Question Source: Hackerrank SQL: Weather Observation Station 20
Input Format
The STATION table is described as follows:
where LAT_N is the northern latitude and LONG_W is the western longitude.
We can solve this in two different way,
Approach A:
For MYSQL 8.0 we can use window function ROW_NUMBER()
We first set a row_number for each row based on column lat_n (order by lat_n)
SELECT lat_n, ROW_NUMBER() OVER (ORDER BY lat_n ASC) AS rn
FROM station
The output of the above query looks like below. The query output has mapped each row with a rank number based on lat_n. We will use the query output as a temporary virtual table and do search on that.
In next step, we find MEDIAN row (the row in the middle of sorted data).
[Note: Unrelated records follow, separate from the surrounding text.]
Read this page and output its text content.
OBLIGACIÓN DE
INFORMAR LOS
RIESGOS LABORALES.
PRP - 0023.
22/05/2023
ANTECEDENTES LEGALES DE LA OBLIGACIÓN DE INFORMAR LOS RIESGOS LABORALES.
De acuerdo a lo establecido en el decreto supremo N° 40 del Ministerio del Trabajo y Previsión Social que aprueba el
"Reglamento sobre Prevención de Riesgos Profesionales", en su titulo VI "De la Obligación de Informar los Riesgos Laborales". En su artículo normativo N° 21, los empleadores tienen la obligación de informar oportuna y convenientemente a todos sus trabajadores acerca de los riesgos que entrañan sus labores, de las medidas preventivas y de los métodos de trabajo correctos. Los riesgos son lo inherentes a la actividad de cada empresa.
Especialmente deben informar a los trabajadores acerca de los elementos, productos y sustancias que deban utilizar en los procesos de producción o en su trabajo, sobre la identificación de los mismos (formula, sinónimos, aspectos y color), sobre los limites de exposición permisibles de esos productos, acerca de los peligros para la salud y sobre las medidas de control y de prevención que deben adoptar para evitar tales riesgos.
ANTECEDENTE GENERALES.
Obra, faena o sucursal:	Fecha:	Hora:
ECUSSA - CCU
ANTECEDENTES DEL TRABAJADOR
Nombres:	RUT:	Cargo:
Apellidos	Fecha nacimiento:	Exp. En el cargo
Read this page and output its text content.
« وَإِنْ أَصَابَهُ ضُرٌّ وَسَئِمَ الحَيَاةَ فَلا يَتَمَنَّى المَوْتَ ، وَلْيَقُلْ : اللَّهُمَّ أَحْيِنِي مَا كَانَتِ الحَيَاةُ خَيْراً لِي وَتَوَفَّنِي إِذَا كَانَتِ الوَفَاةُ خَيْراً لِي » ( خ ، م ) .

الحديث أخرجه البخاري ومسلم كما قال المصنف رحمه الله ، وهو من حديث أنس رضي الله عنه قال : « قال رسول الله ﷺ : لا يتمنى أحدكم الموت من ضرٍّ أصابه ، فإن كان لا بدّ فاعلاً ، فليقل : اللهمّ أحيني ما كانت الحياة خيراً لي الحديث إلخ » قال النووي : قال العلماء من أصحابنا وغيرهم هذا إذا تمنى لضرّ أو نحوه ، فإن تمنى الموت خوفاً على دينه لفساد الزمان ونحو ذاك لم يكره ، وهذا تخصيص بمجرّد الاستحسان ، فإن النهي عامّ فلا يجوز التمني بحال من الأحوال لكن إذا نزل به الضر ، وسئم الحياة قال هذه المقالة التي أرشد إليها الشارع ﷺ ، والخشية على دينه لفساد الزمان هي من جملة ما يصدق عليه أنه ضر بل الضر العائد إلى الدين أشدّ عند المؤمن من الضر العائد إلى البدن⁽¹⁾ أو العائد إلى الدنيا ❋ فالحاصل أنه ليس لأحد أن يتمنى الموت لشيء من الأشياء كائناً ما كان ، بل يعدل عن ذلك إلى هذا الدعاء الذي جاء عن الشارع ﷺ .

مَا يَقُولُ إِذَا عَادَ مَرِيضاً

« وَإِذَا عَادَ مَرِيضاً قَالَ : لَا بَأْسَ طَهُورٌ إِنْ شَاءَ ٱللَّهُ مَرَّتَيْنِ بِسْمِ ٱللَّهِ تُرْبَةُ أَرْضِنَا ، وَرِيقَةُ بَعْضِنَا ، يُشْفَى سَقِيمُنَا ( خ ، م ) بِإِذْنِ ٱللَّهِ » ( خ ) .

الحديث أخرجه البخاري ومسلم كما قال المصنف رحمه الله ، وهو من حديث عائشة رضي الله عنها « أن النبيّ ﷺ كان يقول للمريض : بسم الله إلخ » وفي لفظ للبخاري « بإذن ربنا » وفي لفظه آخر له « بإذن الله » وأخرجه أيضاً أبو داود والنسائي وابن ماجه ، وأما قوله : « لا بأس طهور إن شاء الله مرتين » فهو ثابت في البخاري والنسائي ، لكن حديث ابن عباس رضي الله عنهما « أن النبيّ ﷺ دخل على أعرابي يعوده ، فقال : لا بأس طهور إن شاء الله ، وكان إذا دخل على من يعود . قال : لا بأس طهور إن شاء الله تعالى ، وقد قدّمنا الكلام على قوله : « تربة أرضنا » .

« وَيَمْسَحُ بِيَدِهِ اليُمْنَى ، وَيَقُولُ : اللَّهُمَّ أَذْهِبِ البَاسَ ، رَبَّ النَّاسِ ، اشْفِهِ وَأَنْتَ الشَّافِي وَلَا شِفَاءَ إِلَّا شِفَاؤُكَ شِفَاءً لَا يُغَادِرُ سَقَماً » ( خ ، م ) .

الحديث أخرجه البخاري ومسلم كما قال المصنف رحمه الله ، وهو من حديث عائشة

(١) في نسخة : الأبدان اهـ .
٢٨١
Since the above query output can be considered as a sorted temporary table, we do the following search
SELECT
*
FROM
(
SELECT lat_n, ROW_NUMBER() OVER (ORDER BY lat_n) AS rn
FROM station
) AS subq
WHERE
rn = (SELECT CEIL((COUNT(rn)+1)/2) FROM station)
OR
rn = (SELECT FLOOR((COUNT(rn)+1)/2) FROM station)
The above query outputs -
Now, we got the middle row(s).
Finally, we can return the average lat_n value.
SELECT
ROUND(AVG(lat_n), 4) AS median
FROM
(
SELECT lat_n, ROW_NUMBER() OVER (ORDER BY lat_n) AS rn
FROM station
) AS subq
WHERE
rn = (SELECT CEIL((COUNT(rn)+1)/2) FROM station)
OR
rn = (SELECT FLOOR((COUNT(rn)+1)/2) FROM station)
The final output is
Now, Can you think why AVG
was necessary?
Approach B:
In older mysql versions, row_number() isn’t available. However, we can simply generate it by looping through all rows and using a SESSION VARIABLE
SET @rn := -1;
SELECT lat_n AS med, (@rn := @rn + 1) AS rn
FROM station
ORDER BY lat_n
The above query yields the following 0 based ranking
We can now use the output of the query as a searchable temporary table.
SET @rn := -1;
SELECT ROUND(AVG(subq.med), 4) AS median
FROM
(
SELECT lat_n AS med, (@rn := @rn + 1) AS rn
FROM station
ORDER BY lat_n
) AS subq
WHERE
subq.rn IN (FLOOR(@rn / 2), CEIL(@rn / 2));
Can you think how can we modify the query to use 1 based ranking instead of 0 based ranking above?